All this is doing is underlining the apparent fact that not a whole lot of people have the ability to make MMOs and make them work out long-term. And that’s something I’d think people at Multiverse would want to address before they draw too much more attention to themselves.
about 2 years ago
Saying something as obvious and gennerally acepted as what he pointed out( especially with respect to the bigger corperate picture) is hardly talking smack.
about 2 years ago
On the one hand, he’s right. On the other hand, he should leave the smack-talking to us professional hecklers.
about 2 years ago
Bashing SL’s technology is easy and garners readership each and every time. You’d think the subject would be a big DUH by now.
Whats not so easy is to write about what’s right with SL or even what Philip’s departure might mean for SL and the LL culture. Philip has cultivated a corporate culture where employees work on the things that jazz their world. Which means that pesky little software bugs that are hard and tedious to find get left behind. That means that things like Windlight and Havok get a lot of attention while things like raising the amount of groups available or how many people can fit on a sim or anything else that addresses a social problem rather than a “hey isn’t this cool!” technology problem get left in the dust.

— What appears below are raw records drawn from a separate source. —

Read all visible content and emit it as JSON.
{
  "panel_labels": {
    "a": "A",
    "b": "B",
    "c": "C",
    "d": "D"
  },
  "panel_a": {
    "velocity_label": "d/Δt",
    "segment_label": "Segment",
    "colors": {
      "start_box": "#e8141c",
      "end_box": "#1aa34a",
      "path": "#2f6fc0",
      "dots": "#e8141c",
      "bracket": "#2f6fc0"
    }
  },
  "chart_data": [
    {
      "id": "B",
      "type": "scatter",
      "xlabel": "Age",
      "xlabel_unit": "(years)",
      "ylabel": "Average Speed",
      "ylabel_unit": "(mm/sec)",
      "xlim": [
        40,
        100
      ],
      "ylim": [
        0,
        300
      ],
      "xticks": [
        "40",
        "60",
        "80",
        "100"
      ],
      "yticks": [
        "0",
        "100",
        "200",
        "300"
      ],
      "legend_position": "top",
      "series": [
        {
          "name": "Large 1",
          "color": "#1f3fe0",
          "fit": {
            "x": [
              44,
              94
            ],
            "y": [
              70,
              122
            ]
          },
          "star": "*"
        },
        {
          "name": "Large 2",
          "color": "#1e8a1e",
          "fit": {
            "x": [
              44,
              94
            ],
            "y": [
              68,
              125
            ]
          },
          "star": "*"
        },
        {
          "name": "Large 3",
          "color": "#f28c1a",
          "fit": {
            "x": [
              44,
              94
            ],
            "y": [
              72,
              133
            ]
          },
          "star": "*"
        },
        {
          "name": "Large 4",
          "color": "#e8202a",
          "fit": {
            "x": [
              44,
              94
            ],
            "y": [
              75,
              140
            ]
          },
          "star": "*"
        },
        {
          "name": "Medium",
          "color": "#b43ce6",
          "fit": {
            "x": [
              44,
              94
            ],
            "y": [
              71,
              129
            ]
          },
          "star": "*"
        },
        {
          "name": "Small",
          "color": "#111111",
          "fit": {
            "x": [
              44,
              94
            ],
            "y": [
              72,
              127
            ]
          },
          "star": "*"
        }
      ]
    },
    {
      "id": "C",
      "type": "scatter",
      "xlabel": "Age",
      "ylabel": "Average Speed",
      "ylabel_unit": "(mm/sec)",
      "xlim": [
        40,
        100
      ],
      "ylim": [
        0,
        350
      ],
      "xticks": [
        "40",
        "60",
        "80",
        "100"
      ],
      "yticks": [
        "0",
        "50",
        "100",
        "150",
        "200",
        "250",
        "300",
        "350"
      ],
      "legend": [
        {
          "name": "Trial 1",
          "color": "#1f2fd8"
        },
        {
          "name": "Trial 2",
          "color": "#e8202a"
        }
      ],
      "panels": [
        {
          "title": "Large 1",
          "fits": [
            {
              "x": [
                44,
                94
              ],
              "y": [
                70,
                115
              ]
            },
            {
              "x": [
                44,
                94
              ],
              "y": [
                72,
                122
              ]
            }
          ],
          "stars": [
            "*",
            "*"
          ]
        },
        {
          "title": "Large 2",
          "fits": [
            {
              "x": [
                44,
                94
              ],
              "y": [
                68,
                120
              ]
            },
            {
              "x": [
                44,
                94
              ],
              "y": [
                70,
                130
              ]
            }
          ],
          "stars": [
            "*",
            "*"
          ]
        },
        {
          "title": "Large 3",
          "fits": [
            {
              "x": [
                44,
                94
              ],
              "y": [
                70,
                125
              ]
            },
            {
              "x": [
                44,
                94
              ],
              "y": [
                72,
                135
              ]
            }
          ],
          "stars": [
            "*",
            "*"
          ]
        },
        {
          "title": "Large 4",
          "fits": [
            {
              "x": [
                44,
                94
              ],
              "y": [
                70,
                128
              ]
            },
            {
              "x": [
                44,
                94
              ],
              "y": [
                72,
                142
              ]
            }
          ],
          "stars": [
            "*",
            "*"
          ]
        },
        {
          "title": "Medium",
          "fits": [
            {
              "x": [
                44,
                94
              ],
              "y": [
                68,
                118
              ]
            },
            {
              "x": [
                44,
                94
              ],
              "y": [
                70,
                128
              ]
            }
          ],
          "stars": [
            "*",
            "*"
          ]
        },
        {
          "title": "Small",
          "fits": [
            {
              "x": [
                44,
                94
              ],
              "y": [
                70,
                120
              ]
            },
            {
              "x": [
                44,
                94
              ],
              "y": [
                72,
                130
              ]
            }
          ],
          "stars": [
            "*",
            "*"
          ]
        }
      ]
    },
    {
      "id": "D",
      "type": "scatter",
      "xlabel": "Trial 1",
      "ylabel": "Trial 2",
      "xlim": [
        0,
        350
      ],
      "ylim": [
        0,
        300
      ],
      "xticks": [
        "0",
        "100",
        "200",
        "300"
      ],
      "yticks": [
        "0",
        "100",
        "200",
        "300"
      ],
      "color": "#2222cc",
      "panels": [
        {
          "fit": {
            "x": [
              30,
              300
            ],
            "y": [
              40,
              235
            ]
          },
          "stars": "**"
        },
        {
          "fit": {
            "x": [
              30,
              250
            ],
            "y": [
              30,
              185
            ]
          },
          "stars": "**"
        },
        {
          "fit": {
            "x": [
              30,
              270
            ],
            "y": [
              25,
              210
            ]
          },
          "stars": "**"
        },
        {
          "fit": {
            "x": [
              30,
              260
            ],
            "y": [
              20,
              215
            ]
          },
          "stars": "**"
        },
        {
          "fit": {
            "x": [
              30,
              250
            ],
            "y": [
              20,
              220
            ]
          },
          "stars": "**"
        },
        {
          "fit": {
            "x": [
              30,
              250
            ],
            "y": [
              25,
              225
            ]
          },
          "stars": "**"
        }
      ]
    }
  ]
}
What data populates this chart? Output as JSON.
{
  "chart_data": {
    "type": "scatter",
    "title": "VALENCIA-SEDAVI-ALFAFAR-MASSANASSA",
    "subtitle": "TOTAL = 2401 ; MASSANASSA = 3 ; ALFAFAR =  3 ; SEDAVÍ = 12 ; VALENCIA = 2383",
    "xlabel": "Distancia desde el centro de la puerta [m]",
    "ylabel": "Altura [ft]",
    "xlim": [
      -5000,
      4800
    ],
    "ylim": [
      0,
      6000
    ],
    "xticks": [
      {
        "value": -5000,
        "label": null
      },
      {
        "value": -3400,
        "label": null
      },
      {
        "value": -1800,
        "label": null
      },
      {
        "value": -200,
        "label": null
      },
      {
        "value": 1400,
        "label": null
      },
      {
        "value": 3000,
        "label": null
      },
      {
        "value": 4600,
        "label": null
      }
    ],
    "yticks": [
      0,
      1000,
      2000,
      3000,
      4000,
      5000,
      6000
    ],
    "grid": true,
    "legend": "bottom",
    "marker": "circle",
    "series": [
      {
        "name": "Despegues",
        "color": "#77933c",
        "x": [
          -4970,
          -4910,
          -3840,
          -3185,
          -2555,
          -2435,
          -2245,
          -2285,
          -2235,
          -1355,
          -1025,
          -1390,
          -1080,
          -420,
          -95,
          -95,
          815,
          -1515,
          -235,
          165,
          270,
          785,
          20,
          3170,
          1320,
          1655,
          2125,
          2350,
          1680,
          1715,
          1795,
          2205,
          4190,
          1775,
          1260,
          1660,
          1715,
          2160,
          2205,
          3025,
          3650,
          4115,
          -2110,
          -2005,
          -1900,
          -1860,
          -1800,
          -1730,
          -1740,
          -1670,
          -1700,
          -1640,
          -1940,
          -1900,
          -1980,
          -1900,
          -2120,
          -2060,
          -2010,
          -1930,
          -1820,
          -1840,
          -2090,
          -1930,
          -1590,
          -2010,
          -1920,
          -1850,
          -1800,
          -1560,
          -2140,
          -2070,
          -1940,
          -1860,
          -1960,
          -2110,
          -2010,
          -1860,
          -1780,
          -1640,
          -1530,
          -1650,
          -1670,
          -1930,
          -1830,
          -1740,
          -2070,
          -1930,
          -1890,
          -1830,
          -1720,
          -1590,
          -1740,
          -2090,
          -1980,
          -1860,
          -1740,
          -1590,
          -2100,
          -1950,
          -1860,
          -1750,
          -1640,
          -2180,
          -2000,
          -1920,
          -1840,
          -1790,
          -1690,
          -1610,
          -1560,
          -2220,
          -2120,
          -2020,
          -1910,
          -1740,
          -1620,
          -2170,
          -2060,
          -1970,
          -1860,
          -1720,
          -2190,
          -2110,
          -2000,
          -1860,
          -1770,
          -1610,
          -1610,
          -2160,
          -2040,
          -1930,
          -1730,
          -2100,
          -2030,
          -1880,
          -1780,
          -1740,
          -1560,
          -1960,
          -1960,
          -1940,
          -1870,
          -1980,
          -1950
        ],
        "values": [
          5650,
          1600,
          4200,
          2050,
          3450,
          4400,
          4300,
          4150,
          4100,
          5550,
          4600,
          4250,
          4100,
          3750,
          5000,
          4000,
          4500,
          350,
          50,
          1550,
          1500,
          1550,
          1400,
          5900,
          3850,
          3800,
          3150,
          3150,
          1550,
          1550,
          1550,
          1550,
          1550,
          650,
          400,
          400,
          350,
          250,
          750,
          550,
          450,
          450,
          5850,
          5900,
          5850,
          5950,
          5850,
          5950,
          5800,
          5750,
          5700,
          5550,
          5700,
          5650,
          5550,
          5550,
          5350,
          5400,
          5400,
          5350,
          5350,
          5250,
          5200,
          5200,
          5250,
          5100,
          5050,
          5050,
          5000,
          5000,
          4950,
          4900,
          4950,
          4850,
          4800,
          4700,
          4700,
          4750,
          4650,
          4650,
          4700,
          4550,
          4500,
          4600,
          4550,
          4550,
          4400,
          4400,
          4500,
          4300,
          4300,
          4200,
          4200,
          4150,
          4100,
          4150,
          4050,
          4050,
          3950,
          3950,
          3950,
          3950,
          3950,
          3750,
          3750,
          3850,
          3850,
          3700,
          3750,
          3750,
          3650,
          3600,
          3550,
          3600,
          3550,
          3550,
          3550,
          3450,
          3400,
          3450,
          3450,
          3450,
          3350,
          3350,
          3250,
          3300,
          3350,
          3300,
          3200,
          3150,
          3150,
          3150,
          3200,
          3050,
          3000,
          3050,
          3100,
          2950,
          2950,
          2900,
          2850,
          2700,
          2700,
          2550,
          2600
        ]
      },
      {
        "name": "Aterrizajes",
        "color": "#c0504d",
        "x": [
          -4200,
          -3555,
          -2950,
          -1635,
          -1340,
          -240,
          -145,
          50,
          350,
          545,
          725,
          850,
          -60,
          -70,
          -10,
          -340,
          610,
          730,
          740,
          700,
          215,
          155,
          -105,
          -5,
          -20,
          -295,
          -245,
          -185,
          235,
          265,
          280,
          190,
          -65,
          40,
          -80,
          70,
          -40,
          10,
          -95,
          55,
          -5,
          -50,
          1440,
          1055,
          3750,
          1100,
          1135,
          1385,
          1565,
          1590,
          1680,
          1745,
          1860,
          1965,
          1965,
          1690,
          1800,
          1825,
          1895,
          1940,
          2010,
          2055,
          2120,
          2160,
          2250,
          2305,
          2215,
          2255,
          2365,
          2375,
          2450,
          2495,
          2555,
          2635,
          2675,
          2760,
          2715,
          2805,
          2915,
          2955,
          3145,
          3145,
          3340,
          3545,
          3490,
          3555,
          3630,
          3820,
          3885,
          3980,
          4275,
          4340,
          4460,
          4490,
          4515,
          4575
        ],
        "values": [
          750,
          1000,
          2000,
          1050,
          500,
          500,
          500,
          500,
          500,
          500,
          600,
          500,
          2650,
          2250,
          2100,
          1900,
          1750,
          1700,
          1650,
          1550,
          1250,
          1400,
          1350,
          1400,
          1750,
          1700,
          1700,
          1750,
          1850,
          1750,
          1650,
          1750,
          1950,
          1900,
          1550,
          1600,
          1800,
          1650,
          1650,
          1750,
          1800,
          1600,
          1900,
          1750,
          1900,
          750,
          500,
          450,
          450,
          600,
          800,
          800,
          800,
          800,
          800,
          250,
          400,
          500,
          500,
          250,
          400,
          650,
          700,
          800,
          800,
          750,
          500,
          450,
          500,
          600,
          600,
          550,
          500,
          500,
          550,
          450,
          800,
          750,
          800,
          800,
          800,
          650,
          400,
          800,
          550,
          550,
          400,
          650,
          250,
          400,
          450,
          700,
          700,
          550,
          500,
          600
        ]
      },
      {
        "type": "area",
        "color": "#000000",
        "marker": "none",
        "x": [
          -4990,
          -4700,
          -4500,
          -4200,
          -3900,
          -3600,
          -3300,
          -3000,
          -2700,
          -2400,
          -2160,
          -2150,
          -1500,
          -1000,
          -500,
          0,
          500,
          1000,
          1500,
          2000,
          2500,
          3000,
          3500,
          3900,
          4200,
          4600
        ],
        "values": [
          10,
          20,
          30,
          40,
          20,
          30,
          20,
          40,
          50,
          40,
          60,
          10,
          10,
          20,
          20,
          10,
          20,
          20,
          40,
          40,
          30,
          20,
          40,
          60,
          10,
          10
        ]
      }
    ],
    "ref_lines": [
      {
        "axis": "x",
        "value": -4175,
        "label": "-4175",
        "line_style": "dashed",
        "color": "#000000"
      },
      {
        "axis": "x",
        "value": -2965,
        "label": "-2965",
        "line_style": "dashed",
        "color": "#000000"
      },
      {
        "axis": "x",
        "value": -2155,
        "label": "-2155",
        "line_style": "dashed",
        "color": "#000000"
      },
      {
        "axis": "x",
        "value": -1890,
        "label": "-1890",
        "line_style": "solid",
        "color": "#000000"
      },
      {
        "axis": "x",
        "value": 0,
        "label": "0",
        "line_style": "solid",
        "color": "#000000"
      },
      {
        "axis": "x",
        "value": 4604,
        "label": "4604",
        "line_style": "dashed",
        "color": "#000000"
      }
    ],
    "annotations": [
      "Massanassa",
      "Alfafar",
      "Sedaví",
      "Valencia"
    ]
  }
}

Philip’s departure *could* change that. I’m not saying it will and it depends on who replaces him but SL is not going to get “fixed” without a lot of corporate culture change AND a lot of money. Regardless it has a lot of things that really work for it but its harder to write about these things and no one wants to hear or read that and its ever so not cool or ‘in’ — so generally developers and game bloggers don’t look for that part of SL.
It would be nice to see an indepth analysis of the whole kit and kaboodle from someone who actually knows what they are talking about.
about 2 years ago
When somebody says “honestly sincerely” they’re almost invariably full of shit ^_____^
about 2 years ago
“Bad form!”
Yelled the crowd of lost boys as Hook dug his uh.. Hook into Peter Pan’s arm.
It’s perfectly alright to skewer your foe when they honestly have a problem with their sword-fighting skillz, but you shouldn’t be _rude_ about it.